Question

Evaluate the indefinite integral:
$$\int \frac{1}{x^{\frac{1}{2}} + x^{\frac{1}{3}}}\ dx$$

• A. $x - x^{\frac{1}{3}} + x^{\frac{1}{6}} - \log|x^{\frac{1}{6}} + 1| + c$
• B. $2x^{\frac{1}{2}} - 3x^{\frac{1}{3}} + 6x^{\frac{1}{6}} - 6\log|x^{\frac{1}{6}} + 1| + c$
• C. $2x^{\frac{1}{2}} + 3x^{\frac{1}{3}} + 6x^{\frac{1}{6}} + 6\log|x^{\frac{1}{6}} + 1| + c$
• D. $x + x^{\frac{1}{3}} + x^{\frac{1}{6}} + \log|x^{\frac{1}{6}} + 1| + c$

Hint:

When an integrand contains multiple radical expressions like $\sqrt[p]{x}$ and $\sqrt[q]{x}$, your first step should always be choosing $x = t^{\text{LCM}(p,q)}$. This reliably transforms any radical algebraic fraction into a standard polynomial expression.

Answer 1

The Correct Option is B

Step 1: Understanding the Question:
The problem requires finding the antiderivative of a rational function involving fractional exponents ($\frac{1}{2}$ and $\frac{1}{3}$) of $x$.

Step 2: Key Formula or Approach:
To eliminate fractional exponents, we use a substitution of the form $x = t^n$, where $n$ is the least common multiple (LCM) of the denominators of the fractional exponents.
The LCM of $2$ and $3$ is $6$. Therefore, we substitute:
$$x = t^6 \implies dx = 6t^5\ dt$$ This substitution turns the fractional exponents into standard integer powers.

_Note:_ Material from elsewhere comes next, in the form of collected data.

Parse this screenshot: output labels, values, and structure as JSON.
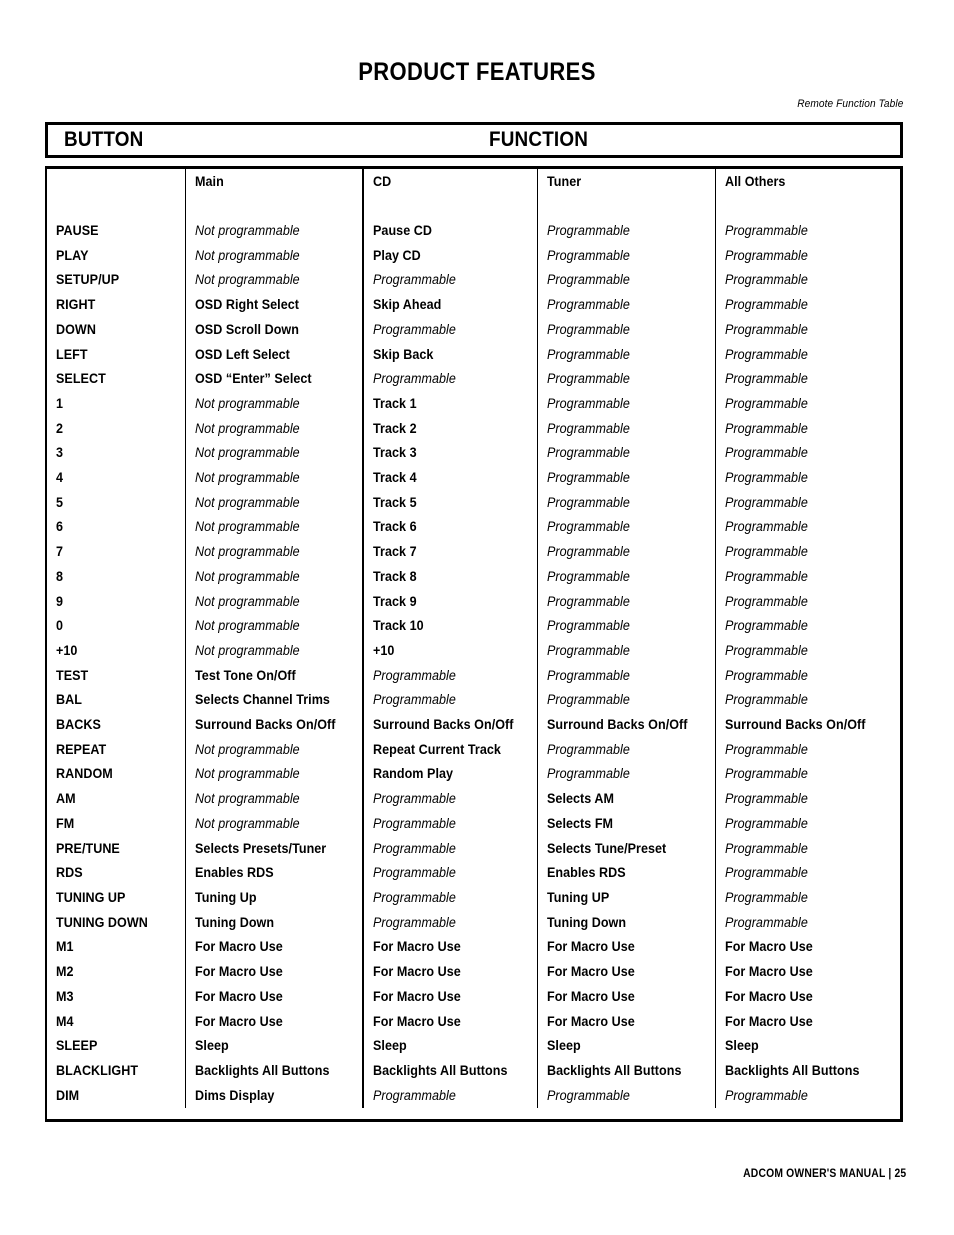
{
  "page": {
    "title": "PRODUCT FEATURES",
    "caption": "Remote Function Table",
    "footer": "ADCOM OWNER'S MANUAL | 25"
  },
  "headbar": {
    "button_label": "BUTTON",
    "function_label": "FUNCTION"
  },
  "table": {
    "columns": [
      {
        "key": "button",
        "label": ""
      },
      {
        "key": "main",
        "label": "Main"
      },
      {
        "key": "cd",
        "label": "CD"
      },
      {
        "key": "tuner",
        "label": "Tuner"
      },
      {
        "key": "other",
        "label": "All Others"
      }
    ],
    "rows": [
      {
        "button": "PAUSE",
        "main": {
          "text": "Not programmable",
          "style": "italic"
        },
        "cd": {
          "text": "Pause CD",
          "style": "bold"
        },
        "tuner": {
          "text": "Programmable",
          "style": "italic"
        },
        "other": {
          "text": "Programmable",
          "style": "italic"
        }
      },
      {
        "button": "PLAY",
        "main": {
          "text": "Not programmable",
          "style": "italic"
        },
        "cd": {
          "text": "Play CD",
          "style": "bold"
        },
        "tuner": {
          "text": "Programmable",
          "style": "italic"
        },
        "other": {
          "text": "Programmable",
          "style": "italic"
        }
      },
      {
        "button": "SETUP/UP",
        "main": {
          "text": "Not programmable",
          "style": "italic"
        },
        "cd": {
          "text": "Programmable",
          "style": "italic"
        },
        "tuner": {
          "text": "Programmable",
          "style": "italic"
        },
        "other": {
          "text": "Programmable",
          "style": "italic"
        }
      },
      {
        "button": "RIGHT",
        "main": {
          "text": "OSD Right Select",
          "style": "bold"
        },
        "cd": {
          "text": "Skip Ahead",
          "style": "bold"
        },
        "tuner": {
          "text": "Programmable",
          "style": "italic"
        },
        "other": {
          "text": "Programmable",
          "style": "italic"
        }
      },
      {
        "button": "DOWN",
        "main": {
          "text": "OSD Scroll Down",
          "style": "bold"
        },
        "cd": {
          "text": "Programmable",
          "style": "italic"
        },
        "tuner": {
          "text": "Programmable",
          "style": "italic"
        },
        "other": {
          "text": "Programmable",
          "style": "italic"
        }
      },
      {
        "button": "LEFT",
        "main": {
          "text": "OSD Left Select",
          "style": "bold"
        },
        "cd": {
          "text": "Skip Back",
          "style": "bold"
        },
        "tuner": {
          "text": "Programmable",
          "style": "italic"
        },
        "other": {
          "text": "Programmable",
          "style": "italic"
        }
      },
      {
        "button": "SELECT",
        "main": {
          "text": "OSD “Enter” Select",
          "style": "bold"
        },
        "cd": {
          "text": "Programmable",
          "style": "italic"
        },
        "tuner": {
          "text": "Programmable",
          "style": "italic"
        },
        "other": {
          "text": "Programmable",
          "style": "italic"
        }
      },
      {
        "button": "1",
        "main": {
          "text": "Not programmable",
          "style": "italic"
        },
        "cd": {
          "text": "Track 1",
          "style": "bold"
        },
        "tuner": {
          "text": "Programmable",
          "style": "italic"
        },
        "other": {
          "text": "Programmable",
          "style": "italic"
        }
      },
      {
        "button": "2",
        "main": {
          "text": "Not programmable",
          "style": "italic"
        },
        "cd": {
          "text": "Track 2",
          "style": "bold"
        },
        "tuner": {
          "text": "Programmable",
          "style": "italic"
        },
        "other": {
          "text": "Programmable",
          "style": "italic"
        }
      },
      {
        "button": "3",
        "main": {
          "text": "Not programmable",
          "style": "italic"
        },
        "cd": {
          "text": "Track 3",
          "style": "bold"
        },
        "tuner": {
          "text": "Programmable",
          "style": "italic"
        },
        "other": {
          "text": "Programmable",
          "style": "italic"
        }
      },
      {
        "button": "4",
        "main": {
          "text": "Not programmable",
          "style": "italic"
        },
        "cd": {
          "text": "Track 4",
          "style": "bold"
        },
        "tuner": {
          "text": "Programmable",
          "style": "italic"
        },
        "other": {
          "text": "Programmable",
          "style": "italic"
        }
      },
      {
        "button": "5",
        "main": {
          "text": "Not programmable",
          "style": "italic"
        },
        "cd": {
          "text": "Track 5",
          "style": "bold"
        },
        "tuner": {
          "text": "Programmable",
          "style": "italic"
        },
        "other": {
          "text": "Programmable",
          "style": "italic"
        }
      },
      {
        "button": "6",
        "main": {
          "text": "Not programmable",
          "style": "italic"
        },
        "cd": {
          "text": "Track 6",
          "style": "bold"
        },
        "tuner": {
          "text": "Programmable",
          "style": "italic"
        },
        "other": {
          "text": "Programmable",
          "style": "italic"
        }
      },
      {
        "button": "7",
        "main": {
          "text": "Not programmable",
          "style": "italic"
        },
        "cd": {
          "text": "Track 7",
          "style": "bold"
        },
        "tuner": {
          "text": "Programmable",
          "style": "italic"
        },
        "other": {
          "text": "Programmable",
          "style": "italic"
        }
      },
      {
        "button": "8",
        "main": {
          "text": "Not programmable",
          "style": "italic"
        },
        "cd": {
          "text": "Track 8",
          "style": "bold"
        },
        "tuner": {
          "text": "Programmable",
          "style": "italic"
        },
        "other": {
          "text": "Programmable",
          "style": "italic"
        }
      },
      {
        "button": "9",
        "main": {
          "text": "Not programmable",
          "style": "italic"
        },
        "cd": {
          "text": "Track 9",
          "style": "bold"
        },
        "tuner": {
          "text": "Programmable",
          "style": "italic"
        },
        "other": {
          "text": "Programmable",
          "style": "italic"
        }
      },
      {
        "button": "0",
        "main": {
          "text": "Not programmable",
          "style": "italic"
        },
        "cd": {
          "text": "Track 10",
          "style": "bold"
        },
        "tuner": {
          "text": "Programmable",
          "style": "italic"
        },
        "other": {
          "text": "Programmable",
          "style": "italic"
        }
      },
      {
        "button": "+10",
        "main": {
          "text": "Not programmable",
          "style": "italic"
        },
        "cd": {
          "text": "+10",
          "style": "bold"
        },
        "tuner": {
          "text": "Programmable",
          "style": "italic"
        },
        "other": {
          "text": "Programmable",
          "style": "italic"
        }
      },
      {
        "button": "TEST",
        "main": {
          "text": "Test Tone On/Off",
          "style": "bold"
        },
        "cd": {
          "text": "Programmable",
          "style": "italic"
        },
        "tuner": {
          "text": "Programmable",
          "style": "italic"
        },
        "other": {
          "text": "Programmable",
          "style": "italic"
        }
      },
      {
        "button": "BAL",
        "main": {
          "text": "Selects Channel Trims",
          "style": "bold"
        },
        "cd": {
          "text": "Programmable",
          "style": "italic"
        },
        "tuner": {
          "text": "Programmable",
          "style": "italic"
        },
        "other": {
          "text": "Programmable",
          "style": "italic"
        }
      },
      {
        "button": "BACKS",
        "main": {
          "text": "Surround Backs On/Off",
          "style": "bold"
        },
        "cd": {
          "text": "Surround Backs On/Off",
          "style": "bold"
        },
        "tuner": {
          "text": "Surround Backs On/Off",
          "style": "bold"
        },
        "other": {
          "text": "Surround Backs On/Off",
          "style": "bold"
        }
      },
      {
        "button": "REPEAT",
        "main": {
          "text": "Not programmable",
          "style": "italic"
        },
        "cd": {
          "text": "Repeat Current Track",
          "style": "bold"
        },
        "tuner": {
          "text": "Programmable",
          "style": "italic"
        },
        "other": {
          "text": "Programmable",
          "style": "italic"
        }
      },
      {
        "button": "RANDOM",
        "main": {
          "text": "Not programmable",
          "style": "italic"
        },
        "cd": {
          "text": "Random Play",
          "style": "bold"
        },
        "tuner": {
          "text": "Programmable",
          "style": "italic"
        },
        "other": {
          "text": "Programmable",
          "style": "italic"
        }
      },
      {
        "button": "AM",
        "main": {
          "text": "Not programmable",
          "style": "italic"
        },
        "cd": {
          "text": "Programmable",
          "style": "italic"
        },
        "tuner": {
          "text": "Selects AM",
          "style": "bold"
        },
        "other": {
          "text": "Programmable",
          "style": "italic"
        }
      },
      {
        "button": "FM",
        "main": {
          "text": "Not programmable",
          "style": "italic"
        },
        "cd": {
          "text": "Programmable",
          "style": "italic"
        },
        "tuner": {
          "text": "Selects FM",
          "style": "bold"
        },
        "other": {
          "text": "Programmable",
          "style": "italic"
        }
      },
      {
        "button": "PRE/TUNE",
        "main": {
          "text": "Selects Presets/Tuner",
          "style": "bold"
        },
        "cd": {
          "text": "Programmable",
          "style": "italic"
        },
        "tuner": {
          "text": "Selects Tune/Preset",
          "style": "bold"
        },
        "other": {
          "text": "Programmable",
          "style": "italic"
        }
      },
      {
        "button": "RDS",
        "main": {
          "text": "Enables RDS",
          "style": "bold"
        },
        "cd": {
          "text": "Programmable",
          "style": "italic"
        },
        "tuner": {
          "text": "Enables RDS",
          "style": "bold"
        },
        "other": {
          "text": "Programmable",
          "style": "italic"
        }
      },
      {
        "button": "TUNING UP",
        "main": {
          "text": "Tuning Up",
          "style": "bold"
        },
        "cd": {
          "text": "Programmable",
          "style": "italic"
        },
        "tuner": {
          "text": "Tuning UP",
          "style": "bold"
        },
        "other": {
          "text": "Programmable",
          "style": "italic"
        }
      },
      {
        "button": "TUNING DOWN",
        "main": {
          "text": "Tuning Down",
          "style": "bold"
        },
        "cd": {
          "text": "Programmable",
          "style": "italic"
        },
        "tuner": {
          "text": "Tuning Down",
          "style": "bold"
        },
        "other": {
          "text": "Programmable",
          "style": "italic"
        }
      },
      {
        "button": "M1",
        "main": {
          "text": "For Macro Use",
          "style": "bold"
        },
        "cd": {
          "text": "For Macro Use",
          "style": "bold"
        },
        "tuner": {
          "text": "For Macro Use",
          "style": "bold"
        },
        "other": {
          "text": "For Macro Use",
          "style": "bold"
        }
      },
      {
        "button": "M2",
        "main": {
          "text": "For Macro Use",
          "style": "bold"
        },
        "cd": {
          "text": "For Macro Use",
          "style": "bold"
        },
        "tuner": {
          "text": "For Macro Use",
          "style": "bold"
        },
        "other": {
          "text": "For Macro Use",
          "style": "bold"
        }
      },
      {
        "button": "M3",
        "main": {
          "text": "For Macro Use",
          "style": "bold"
        },
        "cd": {
          "text": "For Macro Use",
          "style": "bold"
        },
        "tuner": {
          "text": "For Macro Use",
          "style": "bold"
        },
        "other": {
          "text": "For Macro Use",
          "style": "bold"
        }
      },
      {
        "button": "M4",
        "main": {
          "text": "For Macro Use",
          "style": "bold"
        },
        "cd": {
          "text": "For Macro Use",
          "style": "bold"
        },
        "tuner": {
          "text": "For Macro Use",
          "style": "bold"
        },
        "other": {
          "text": "For Macro Use",
          "style": "bold"
        }
      },
      {
        "button": "SLEEP",
        "main": {
          "text": "Sleep",
          "style": "bold"
        },
        "cd": {
          "text": "Sleep",
          "style": "bold"
        },
        "tuner": {
          "text": "Sleep",
          "style": "bold"
        },
        "other": {
          "text": "Sleep",
          "style": "bold"
        }
      },
      {
        "button": "BLACKLIGHT",
        "main": {
          "text": "Backlights All Buttons",
          "style": "bold"
        },
        "cd": {
          "text": "Backlights All Buttons",
          "style": "bold"
        },
        "tuner": {
          "text": "Backlights All Buttons",
          "style": "bold"
        },
        "other": {
          "text": "Backlights All Buttons",
          "style": "bold"
        }
      },
      {
        "button": "DIM",
        "main": {
          "text": "Dims Display",
          "style": "bold"
        },
        "cd": {
          "text": "Programmable",
          "style": "italic"
        },
        "tuner": {
          "text": "Programmable",
          "style": "italic"
        },
        "other": {
          "text": "Programmable",
          "style": "italic"
        }
      }
    ]
  }
}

Step 3: Detailed Explanation:
Let the given integral be $I$. Applying the substitution components:
$$x^{\frac{1}{2}} = (t^6)^{\frac{1}{2}} = t^3$$ $$x^{\frac{1}{3}} = (t^6)^{\frac{1}{3}} = t^2$$ Substitute these variables into the integral expression:
$$I = \int \frac{6t^5}{t^3 + t^2}\ dt$$ Factor out $t^2$ from the denominator:
$$I = \int \frac{6t^5}{t^2(t + 1)}\ dt = 6 \int \frac{t^3}{t + 1}\ dt$$ To solve this algebraic fraction, add and subtract $1$ in the numerator to execute a polynomial long division shortcut:
$$I = 6 \int \frac{(t^3 + 1) - 1}{t + 1}\ dt$$ Using the algebraic identity $t^3 + 1 = (t + 1)(t^2 - t + 1)$, we split the fraction:
$$I = 6 \int \frac{(t + 1)(t^2 - t + 1)}{t + 1}\ dt - 6 \int \frac{1}{t + 1}\ dt$$ $$I = 6 \int (t^2 - t + 1)\ dt - 6 \int \frac{1}{t + 1}\ dt$$ Integrate each term individually with respect to $t$:
$$I = 6 \left[ \frac{t^3}{3} - \frac{t^2}{2} + t \right] - 6\log|t + 1| + c$$ $$I = 2t^3 - 3t^2 + 6t - 6\log|t + 1| + c$$ Now, substitute back $t = x^{\frac{1}{6}}$, which means $t^2 = x^{\frac{1}{3}}$ and $t^3 = x^{\frac{1}{2}}$:
$$I = 2x^{\frac{1}{2}} - 3x^{\frac{1}{3}} + 6x^{\frac{1}{6}} - 6\log|x^{\frac{1}{6}} + 1| + c$$

Step 4: Final Answer:
The evaluated integral matches option (B).